Chuck Bednar for redOrbit.com – Your Universe Online
Braving the conditions of the South Pole, researchers from the University of Washington and the University of California, Irvine are in the process of drilling the first-ever deep ice core from that region of Antarctica.
The scientists have been working in around-the-clock daylight and brutally low temperatures as part of a project that will analyze 40,000 years worth of climate history at the South Pole. Called the South Pole Ice Core Project, the National Science Foundation-funded research is expected to drill to a depth of 1,500 meters to collect samples for analysis.

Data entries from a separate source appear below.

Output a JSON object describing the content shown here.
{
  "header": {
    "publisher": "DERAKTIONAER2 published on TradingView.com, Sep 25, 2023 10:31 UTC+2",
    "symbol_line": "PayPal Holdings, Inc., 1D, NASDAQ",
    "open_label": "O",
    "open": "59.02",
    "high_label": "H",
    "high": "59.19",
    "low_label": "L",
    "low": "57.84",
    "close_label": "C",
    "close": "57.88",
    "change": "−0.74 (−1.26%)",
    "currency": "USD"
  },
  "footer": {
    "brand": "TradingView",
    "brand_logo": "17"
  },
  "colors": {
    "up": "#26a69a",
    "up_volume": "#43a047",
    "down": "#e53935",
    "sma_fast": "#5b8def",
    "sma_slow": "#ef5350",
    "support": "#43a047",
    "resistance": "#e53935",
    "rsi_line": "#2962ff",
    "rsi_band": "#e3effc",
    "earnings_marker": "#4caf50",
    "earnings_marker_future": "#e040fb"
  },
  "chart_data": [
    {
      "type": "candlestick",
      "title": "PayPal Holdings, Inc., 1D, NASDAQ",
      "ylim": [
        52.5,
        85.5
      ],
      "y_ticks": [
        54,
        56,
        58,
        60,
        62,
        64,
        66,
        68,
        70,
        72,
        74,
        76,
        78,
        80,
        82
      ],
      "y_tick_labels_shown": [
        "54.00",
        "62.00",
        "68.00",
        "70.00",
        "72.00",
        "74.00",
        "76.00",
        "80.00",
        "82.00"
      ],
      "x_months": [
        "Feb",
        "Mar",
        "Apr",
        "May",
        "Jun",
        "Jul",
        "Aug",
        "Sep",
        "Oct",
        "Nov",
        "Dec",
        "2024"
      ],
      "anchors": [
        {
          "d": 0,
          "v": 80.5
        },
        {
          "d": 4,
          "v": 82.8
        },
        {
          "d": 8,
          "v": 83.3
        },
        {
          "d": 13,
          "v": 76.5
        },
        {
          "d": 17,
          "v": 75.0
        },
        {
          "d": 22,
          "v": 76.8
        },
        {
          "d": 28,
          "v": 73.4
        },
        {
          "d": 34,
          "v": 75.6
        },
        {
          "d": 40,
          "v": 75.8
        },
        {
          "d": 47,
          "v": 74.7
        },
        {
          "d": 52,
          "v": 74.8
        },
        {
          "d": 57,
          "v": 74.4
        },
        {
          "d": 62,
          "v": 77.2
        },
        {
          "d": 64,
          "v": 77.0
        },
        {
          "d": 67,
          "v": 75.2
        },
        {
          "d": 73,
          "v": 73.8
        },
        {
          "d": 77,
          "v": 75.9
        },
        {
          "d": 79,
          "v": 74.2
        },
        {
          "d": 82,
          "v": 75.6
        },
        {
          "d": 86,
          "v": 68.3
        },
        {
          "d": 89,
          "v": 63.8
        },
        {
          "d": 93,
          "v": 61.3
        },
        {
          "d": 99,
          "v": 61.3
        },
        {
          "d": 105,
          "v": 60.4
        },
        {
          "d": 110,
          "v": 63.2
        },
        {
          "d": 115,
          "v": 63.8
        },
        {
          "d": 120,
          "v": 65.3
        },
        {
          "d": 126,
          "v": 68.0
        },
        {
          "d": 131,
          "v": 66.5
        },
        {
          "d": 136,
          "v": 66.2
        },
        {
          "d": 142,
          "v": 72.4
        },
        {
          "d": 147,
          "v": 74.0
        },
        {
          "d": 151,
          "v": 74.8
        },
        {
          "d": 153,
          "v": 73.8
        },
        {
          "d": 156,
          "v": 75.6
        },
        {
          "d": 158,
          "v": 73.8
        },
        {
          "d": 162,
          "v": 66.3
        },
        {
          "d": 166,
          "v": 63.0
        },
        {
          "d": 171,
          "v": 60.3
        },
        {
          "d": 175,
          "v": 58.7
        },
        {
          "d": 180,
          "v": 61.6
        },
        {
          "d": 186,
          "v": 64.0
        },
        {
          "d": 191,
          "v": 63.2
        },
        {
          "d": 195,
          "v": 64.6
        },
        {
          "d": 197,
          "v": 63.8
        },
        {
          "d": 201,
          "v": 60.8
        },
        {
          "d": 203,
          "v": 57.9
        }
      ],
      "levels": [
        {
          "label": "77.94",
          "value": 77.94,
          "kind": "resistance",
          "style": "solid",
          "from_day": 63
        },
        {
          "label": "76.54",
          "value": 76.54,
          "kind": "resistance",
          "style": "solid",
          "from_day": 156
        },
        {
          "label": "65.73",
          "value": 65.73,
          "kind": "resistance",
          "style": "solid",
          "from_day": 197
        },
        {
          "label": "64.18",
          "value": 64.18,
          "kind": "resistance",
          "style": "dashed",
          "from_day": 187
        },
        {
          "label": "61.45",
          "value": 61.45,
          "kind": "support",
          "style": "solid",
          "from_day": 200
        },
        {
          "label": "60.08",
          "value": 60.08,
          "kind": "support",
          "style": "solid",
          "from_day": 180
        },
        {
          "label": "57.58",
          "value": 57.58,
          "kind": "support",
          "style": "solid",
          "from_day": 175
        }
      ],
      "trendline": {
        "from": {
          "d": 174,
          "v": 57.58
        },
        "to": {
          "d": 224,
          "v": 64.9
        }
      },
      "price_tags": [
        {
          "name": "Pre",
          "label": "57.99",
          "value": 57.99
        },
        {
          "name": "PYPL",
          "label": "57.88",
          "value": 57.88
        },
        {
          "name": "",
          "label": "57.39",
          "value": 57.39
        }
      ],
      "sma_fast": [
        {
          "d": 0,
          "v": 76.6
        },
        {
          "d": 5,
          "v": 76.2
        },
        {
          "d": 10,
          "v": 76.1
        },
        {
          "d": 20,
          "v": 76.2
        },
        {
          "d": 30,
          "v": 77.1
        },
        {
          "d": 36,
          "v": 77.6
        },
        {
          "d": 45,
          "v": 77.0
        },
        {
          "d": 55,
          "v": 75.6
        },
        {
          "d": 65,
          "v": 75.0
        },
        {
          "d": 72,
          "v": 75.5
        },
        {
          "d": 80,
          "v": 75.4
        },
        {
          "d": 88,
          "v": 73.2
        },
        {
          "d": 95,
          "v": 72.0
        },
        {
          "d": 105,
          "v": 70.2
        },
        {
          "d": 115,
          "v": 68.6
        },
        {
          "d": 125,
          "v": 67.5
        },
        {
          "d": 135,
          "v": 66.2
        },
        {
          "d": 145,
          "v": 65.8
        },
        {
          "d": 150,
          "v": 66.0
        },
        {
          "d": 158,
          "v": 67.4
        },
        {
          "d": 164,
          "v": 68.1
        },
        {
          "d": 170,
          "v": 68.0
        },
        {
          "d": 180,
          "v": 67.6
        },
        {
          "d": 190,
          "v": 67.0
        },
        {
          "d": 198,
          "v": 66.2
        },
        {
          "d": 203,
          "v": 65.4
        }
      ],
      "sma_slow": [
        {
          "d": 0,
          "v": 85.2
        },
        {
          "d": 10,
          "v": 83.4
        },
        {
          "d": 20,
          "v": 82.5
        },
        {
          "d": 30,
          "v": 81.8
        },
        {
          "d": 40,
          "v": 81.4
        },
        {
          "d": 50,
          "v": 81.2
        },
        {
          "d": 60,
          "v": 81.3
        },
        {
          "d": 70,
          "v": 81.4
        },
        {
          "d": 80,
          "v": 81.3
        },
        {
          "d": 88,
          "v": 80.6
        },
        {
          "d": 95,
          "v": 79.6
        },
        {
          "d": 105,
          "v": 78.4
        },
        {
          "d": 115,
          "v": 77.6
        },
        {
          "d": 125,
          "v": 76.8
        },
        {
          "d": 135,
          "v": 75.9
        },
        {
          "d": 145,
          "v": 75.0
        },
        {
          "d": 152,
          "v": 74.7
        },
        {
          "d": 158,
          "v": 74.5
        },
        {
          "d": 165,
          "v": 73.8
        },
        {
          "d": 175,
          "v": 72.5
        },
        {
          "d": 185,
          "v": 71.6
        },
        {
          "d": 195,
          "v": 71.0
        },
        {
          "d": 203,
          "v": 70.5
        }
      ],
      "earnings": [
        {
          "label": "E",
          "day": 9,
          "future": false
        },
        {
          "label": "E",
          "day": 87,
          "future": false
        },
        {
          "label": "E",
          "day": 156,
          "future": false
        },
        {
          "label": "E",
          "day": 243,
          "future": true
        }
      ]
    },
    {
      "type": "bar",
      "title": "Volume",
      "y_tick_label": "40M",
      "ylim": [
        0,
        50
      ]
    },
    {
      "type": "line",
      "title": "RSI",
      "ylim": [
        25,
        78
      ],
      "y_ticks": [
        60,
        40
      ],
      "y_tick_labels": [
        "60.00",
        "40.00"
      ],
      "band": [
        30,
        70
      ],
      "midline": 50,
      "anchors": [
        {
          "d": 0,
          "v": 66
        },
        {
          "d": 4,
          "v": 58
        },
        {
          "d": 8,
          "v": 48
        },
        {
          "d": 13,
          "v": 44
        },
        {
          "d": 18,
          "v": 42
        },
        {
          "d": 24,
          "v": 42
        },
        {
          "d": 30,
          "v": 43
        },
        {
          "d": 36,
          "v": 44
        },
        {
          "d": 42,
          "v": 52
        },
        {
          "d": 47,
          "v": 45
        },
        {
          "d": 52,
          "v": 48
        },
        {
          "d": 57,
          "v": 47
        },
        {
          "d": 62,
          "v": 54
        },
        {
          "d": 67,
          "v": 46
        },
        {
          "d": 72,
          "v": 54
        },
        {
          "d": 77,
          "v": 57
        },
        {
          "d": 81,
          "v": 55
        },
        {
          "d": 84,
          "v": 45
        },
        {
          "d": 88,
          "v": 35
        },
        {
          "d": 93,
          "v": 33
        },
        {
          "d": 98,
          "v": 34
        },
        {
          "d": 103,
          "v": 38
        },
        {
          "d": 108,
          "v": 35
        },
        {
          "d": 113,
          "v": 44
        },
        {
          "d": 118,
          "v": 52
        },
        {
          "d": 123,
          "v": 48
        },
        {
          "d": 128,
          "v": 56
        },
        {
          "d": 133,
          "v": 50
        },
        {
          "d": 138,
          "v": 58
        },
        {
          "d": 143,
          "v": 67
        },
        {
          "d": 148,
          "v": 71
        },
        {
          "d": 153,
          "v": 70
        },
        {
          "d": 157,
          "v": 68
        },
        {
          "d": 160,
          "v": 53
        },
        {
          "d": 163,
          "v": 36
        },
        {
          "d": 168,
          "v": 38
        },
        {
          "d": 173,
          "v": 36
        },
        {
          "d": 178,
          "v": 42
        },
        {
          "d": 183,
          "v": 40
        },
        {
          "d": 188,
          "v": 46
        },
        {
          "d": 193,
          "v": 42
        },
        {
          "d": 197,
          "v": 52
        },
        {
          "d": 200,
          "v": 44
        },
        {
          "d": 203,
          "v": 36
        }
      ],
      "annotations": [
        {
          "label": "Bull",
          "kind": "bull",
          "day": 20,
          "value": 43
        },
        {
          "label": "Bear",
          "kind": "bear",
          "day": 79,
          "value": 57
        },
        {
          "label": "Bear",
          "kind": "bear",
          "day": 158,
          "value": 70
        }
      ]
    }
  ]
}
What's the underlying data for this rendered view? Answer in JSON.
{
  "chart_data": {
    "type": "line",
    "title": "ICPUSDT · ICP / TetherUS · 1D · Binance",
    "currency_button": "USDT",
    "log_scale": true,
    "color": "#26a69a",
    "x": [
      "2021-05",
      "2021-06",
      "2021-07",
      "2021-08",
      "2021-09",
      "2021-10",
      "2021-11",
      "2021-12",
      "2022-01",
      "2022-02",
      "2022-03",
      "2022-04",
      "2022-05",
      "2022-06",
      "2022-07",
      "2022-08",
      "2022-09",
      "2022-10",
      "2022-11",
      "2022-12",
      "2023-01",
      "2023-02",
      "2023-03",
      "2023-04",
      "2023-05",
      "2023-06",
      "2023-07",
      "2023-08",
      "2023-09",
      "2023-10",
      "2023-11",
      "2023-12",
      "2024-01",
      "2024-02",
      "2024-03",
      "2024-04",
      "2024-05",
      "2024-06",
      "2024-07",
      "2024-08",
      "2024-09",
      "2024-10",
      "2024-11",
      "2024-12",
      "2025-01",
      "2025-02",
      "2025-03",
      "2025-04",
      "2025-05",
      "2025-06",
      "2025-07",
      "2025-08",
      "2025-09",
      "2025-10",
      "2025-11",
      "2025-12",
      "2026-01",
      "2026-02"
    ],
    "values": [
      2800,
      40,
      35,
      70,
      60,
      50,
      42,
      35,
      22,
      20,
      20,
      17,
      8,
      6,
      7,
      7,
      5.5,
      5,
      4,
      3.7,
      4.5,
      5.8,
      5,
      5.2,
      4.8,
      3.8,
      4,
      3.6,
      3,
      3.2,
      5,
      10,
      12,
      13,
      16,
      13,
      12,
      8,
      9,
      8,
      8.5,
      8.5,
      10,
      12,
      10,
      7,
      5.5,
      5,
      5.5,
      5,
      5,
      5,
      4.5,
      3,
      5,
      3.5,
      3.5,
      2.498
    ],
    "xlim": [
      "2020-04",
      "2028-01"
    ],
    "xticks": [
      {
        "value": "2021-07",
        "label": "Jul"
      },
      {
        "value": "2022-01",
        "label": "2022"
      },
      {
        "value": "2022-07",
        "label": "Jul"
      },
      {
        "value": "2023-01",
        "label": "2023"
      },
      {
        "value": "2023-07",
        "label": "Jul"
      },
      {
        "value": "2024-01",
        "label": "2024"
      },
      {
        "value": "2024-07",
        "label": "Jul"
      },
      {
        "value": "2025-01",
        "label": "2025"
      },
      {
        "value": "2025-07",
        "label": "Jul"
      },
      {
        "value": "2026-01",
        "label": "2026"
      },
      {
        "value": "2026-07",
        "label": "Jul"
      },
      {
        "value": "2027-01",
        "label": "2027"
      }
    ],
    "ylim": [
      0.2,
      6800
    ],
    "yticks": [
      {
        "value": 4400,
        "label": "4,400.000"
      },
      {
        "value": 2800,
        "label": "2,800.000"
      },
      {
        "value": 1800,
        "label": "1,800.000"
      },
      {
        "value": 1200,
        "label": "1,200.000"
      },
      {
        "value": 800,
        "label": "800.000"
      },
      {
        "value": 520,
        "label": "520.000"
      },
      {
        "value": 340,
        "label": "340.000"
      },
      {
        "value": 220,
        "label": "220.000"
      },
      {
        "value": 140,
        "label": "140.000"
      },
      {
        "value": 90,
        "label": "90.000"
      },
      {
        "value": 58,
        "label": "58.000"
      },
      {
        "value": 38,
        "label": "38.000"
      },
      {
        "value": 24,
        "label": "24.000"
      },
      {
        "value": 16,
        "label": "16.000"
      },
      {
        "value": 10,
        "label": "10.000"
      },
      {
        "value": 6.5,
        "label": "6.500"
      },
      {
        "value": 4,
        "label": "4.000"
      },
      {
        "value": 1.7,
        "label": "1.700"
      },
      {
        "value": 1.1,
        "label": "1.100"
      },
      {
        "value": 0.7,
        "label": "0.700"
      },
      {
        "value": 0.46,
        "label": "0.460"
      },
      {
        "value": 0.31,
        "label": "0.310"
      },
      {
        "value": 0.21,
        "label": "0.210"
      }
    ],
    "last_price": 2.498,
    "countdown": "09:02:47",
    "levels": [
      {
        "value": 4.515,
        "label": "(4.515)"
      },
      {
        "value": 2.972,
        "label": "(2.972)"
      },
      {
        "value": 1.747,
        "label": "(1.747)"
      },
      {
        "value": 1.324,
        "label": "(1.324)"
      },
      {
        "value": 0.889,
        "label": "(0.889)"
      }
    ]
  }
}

Drilling for the South Pole Ice Core Project is scheduled for 2014-2015 (~700 m / through the Holocene) and 2015-2016 (to 1500 m / 40,000 years), and it will provide the first environmental record of more than 3,000 years ever obtained from latitudes south of 82 degrees.
“The cold temperatures in the ice, about -50 C, have caused some surprises with drilling since certain aspects of the drill perform differently even than during the test in Greenland at -30 C,” T.J. Fudge, a UW postdoctoral researcher involved in the project, said in a statement.
[ Watch the Video: Scientists drilling first deep ice core at the South Pole ]
The drilling is taking place in a location less than two miles away from the South Pole, which the researchers explain is home to thick, uncontaminated layers of ice that may provide valuable new insights into how the climate of Antarctica interacts with the rest of the world.
“South Pole is part of the East Antarctic Ice Sheet, yet is influenced by storms coming across the West Antarctic Ice Sheet,” said Fudge, who is chief scientist this month. “This core will help us figure out how the two sides of Antarctica communicate during climate changes in the past.”
The period between 40,000 years ago and 20,000 years ago included sudden and dramatic swings in temperature, with warming at the end of the last ice age, the researchers explained. By using a new type of intermediate-depth drill based and a new drilling fluid, they have been able to drill to depths of 1/3 of a mile thus far, and hope to pass 700 meters by the end of the season.
“We’re not just trying to punch through the ice sheet, the most important objective is to bring up the highest-quality ice possible,” said principal investigator Murat Aydin, a UC Irvine researcher who was chief scientist from early November through the end of December.
Once the core is drilled, it will be flown to McMurdo Station, a US Antarctic research center located on the southern tip of Ross Island, in three-foot sections. It will then be transferred to a ship and transported to the National Ice Core Laboratory in Denver, where scientists will gather this summer to process the samples and ship fragments to labs all over the country.
At the University of Washington, project co-leader and Earth and space sciences professor Eric Steig will analyze different types of oxygen molecules in the ice in order to determine its temperature. This research provide a record of climate changes for that region, and could also help evaluate the large-scale climate patterns throughout the Southern Hemisphere.
Meanwhile. Aydin and his UC Irvine colleagues will look at ultra-trace gases from air bubbles trapped in the ice. They are searching for gases that are one in a billion to one in a trillion molecules in the atmosphere, but which provide clues about how productive land-based plants were and how extensive tropical wetlands might have been in the past.